Это правда. У него было особое задание.
– Да, имам, – сказал Асад в микрофон, закрепленный у горла.
– Так вот, время пришло. Ты сможешь найти это место?
Асад все помнил. Второй этаж, северо-западный сектор, пассаж «Колорадо», К-2-145. Вот его цель. Имам отметил ее на красочной рекламной брошюре с планом этажей. По таким брошюрам Асад и его товарищи ориентировались в торговом комплексе.
– Смогу, имам, – сказал Асад.
– Хорошо, – сказал имам. – Настало время забрать детей.
Мистер и миссис Джирарди робко приблизились к полицейскому, стоящему в самом внешнем оцеплении торгового центра. Огромный комплекс виднелся вдали, похожий в сгущающихся сумерках на перевернутое корыто, окруженное полицейскими и пожарными машинами.
– Ребята, – остановил их полицейский, – сожалею, но дальше я вас пропустить не могу.
– Сэр, – жалобно произнес мистер Джирарди, – мы ищем нашего сына. Ему четырнадцать лет.
– Мы впервые разрешили ему отправиться в торговый центр одному, – подхватила миссис Джирарди. – Обычно сюда вожу его я или он ходит со своими друзьями. Но он хотел купить подарки на Рождество.
– Да, мэм.
– От него нет никаких известий. Может быть, нам самим ему позвонить?
– Он вам не звонил?
– Мы ничего не слышали. Мы знаем только то, что показали по телевизору.
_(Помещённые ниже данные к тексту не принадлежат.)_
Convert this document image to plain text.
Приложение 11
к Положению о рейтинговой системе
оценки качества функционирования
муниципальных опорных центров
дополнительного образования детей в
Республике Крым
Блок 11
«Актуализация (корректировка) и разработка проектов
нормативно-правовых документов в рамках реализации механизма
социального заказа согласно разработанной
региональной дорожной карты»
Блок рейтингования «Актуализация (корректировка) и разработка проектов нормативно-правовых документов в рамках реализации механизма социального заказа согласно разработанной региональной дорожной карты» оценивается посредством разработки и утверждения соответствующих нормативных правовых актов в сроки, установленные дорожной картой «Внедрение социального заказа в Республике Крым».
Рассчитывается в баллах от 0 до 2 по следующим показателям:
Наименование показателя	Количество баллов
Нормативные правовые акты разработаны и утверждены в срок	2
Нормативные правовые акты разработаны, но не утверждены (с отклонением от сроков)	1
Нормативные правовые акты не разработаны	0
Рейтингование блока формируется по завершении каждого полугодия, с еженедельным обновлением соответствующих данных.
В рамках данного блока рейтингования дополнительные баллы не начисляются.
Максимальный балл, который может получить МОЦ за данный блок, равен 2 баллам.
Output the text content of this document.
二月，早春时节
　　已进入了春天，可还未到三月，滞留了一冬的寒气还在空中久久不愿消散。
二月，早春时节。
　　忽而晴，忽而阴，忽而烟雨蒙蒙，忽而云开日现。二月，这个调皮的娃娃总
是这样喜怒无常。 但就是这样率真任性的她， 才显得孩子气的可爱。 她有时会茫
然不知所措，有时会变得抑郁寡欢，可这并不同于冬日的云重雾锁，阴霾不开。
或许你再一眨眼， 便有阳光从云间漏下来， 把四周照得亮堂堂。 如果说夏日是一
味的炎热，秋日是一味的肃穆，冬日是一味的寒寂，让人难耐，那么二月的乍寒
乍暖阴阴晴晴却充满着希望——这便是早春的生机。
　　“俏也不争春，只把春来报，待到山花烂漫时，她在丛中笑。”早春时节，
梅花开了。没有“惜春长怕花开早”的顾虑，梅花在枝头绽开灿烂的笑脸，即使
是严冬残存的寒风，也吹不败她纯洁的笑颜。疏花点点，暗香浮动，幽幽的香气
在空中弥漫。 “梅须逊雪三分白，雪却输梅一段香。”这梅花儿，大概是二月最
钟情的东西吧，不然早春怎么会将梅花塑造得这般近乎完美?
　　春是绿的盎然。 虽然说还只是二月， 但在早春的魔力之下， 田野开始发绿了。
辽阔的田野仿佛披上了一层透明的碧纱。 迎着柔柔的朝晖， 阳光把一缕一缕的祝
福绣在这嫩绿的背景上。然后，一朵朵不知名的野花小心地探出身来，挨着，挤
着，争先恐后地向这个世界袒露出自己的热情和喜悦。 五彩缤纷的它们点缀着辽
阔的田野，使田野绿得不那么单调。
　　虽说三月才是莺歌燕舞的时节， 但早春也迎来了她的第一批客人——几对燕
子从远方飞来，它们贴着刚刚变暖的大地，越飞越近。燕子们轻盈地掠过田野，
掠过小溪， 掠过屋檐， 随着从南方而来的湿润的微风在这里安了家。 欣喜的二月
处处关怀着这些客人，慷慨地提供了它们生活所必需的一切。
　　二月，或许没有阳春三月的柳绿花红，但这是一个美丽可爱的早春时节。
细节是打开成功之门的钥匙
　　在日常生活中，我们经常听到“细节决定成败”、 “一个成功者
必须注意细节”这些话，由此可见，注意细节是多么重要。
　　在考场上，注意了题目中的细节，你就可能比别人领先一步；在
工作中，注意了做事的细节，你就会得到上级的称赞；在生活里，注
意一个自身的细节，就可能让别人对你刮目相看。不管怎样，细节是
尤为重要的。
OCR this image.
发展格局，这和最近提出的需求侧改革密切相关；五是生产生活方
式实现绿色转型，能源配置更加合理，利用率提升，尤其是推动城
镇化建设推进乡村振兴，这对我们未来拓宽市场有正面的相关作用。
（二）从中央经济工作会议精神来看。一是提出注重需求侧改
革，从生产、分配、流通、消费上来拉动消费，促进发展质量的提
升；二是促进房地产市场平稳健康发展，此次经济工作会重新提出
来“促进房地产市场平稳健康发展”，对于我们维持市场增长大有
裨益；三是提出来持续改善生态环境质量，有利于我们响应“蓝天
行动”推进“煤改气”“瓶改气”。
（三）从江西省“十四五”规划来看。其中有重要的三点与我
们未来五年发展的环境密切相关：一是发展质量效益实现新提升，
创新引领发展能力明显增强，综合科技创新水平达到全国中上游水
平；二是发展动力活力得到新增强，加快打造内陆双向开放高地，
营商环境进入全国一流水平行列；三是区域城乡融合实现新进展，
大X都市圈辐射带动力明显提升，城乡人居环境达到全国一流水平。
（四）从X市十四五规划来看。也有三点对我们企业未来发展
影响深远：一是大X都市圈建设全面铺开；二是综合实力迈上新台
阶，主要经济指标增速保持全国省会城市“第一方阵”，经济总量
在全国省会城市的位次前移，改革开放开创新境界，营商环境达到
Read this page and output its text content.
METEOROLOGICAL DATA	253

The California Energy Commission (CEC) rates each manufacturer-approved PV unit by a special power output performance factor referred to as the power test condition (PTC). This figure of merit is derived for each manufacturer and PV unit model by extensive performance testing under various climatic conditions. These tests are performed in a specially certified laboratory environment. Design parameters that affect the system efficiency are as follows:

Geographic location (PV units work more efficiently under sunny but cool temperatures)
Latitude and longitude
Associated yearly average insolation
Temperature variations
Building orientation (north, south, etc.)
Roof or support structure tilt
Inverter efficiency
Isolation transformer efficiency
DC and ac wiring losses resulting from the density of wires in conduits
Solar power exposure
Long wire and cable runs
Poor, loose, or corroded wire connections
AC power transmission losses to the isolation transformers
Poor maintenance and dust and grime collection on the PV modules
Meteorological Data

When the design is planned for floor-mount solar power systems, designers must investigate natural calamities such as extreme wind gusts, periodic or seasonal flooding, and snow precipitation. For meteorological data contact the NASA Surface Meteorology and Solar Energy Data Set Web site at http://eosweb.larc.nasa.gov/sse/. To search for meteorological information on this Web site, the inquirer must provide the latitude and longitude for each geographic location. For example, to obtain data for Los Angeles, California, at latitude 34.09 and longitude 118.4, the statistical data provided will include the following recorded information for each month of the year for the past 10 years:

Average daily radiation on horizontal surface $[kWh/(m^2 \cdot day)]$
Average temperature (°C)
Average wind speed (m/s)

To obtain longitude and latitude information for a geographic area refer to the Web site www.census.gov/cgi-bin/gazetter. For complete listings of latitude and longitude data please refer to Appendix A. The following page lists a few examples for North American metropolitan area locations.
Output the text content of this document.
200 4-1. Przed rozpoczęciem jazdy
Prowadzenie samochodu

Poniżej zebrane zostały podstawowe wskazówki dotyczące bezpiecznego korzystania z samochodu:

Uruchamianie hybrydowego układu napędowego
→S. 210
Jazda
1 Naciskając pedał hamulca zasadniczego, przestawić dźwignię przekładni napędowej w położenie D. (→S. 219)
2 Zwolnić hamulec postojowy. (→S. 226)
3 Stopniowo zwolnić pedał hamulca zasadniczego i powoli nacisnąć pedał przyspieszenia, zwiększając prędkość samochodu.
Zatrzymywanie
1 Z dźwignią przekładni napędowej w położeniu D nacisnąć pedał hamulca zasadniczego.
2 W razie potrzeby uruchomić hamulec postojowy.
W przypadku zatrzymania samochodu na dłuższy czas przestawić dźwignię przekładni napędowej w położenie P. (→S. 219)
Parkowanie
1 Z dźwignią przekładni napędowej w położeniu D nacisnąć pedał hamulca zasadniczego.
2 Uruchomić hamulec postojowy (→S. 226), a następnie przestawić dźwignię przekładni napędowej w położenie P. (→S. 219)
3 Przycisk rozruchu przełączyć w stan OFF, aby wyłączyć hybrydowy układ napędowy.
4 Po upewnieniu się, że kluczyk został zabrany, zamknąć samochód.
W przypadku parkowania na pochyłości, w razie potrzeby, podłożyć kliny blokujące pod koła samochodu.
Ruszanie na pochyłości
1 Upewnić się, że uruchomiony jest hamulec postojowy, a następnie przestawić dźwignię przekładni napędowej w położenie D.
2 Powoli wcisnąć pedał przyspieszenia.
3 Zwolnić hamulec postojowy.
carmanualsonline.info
– Нет, я бы вам не советовал звонить сыну, – сказал полицейский. – Возможно, он прячется или ранен – в общем, мало ли что может быть, вы ведь не знаете, в какой он ситуации. Так что, наверное, лучше дождаться, чтобы он сам вам позвонил.
– Есть какая-либо информация о том, что происходит внутри?
– Нет, сэр. Мы еще только развертываем наши силы и организуем взаимодействие. Ситуация жуткая, и никто точно не представляет, что делать. Если честно, потребуется несколько часов, чтобы разобраться в происходящем, и еще больше времени, чтобы получить какую-либо информацию. Не сомневаюсь, с вашим сыном все в порядке. Он молодой, он сильный, он ловкий.
– В том-то и дело, что не совсем. У него астма. Он очень худой и слабый.
– Ну… – растерянно произнес полицейский. – Тогда, наверное, вам лучше всего разыскать палатку Красного Креста. По-моему, ее разбили с западной стороны. Вы сможете там отдохнуть, и, если появится какая-либо информация, вы сразу все узнаете.
– Не надо было отпускать его сюда одного… – пробормотала миссис Джирарди.
Она тяжело оперлась на руку супруга, и они прошли через оцепление.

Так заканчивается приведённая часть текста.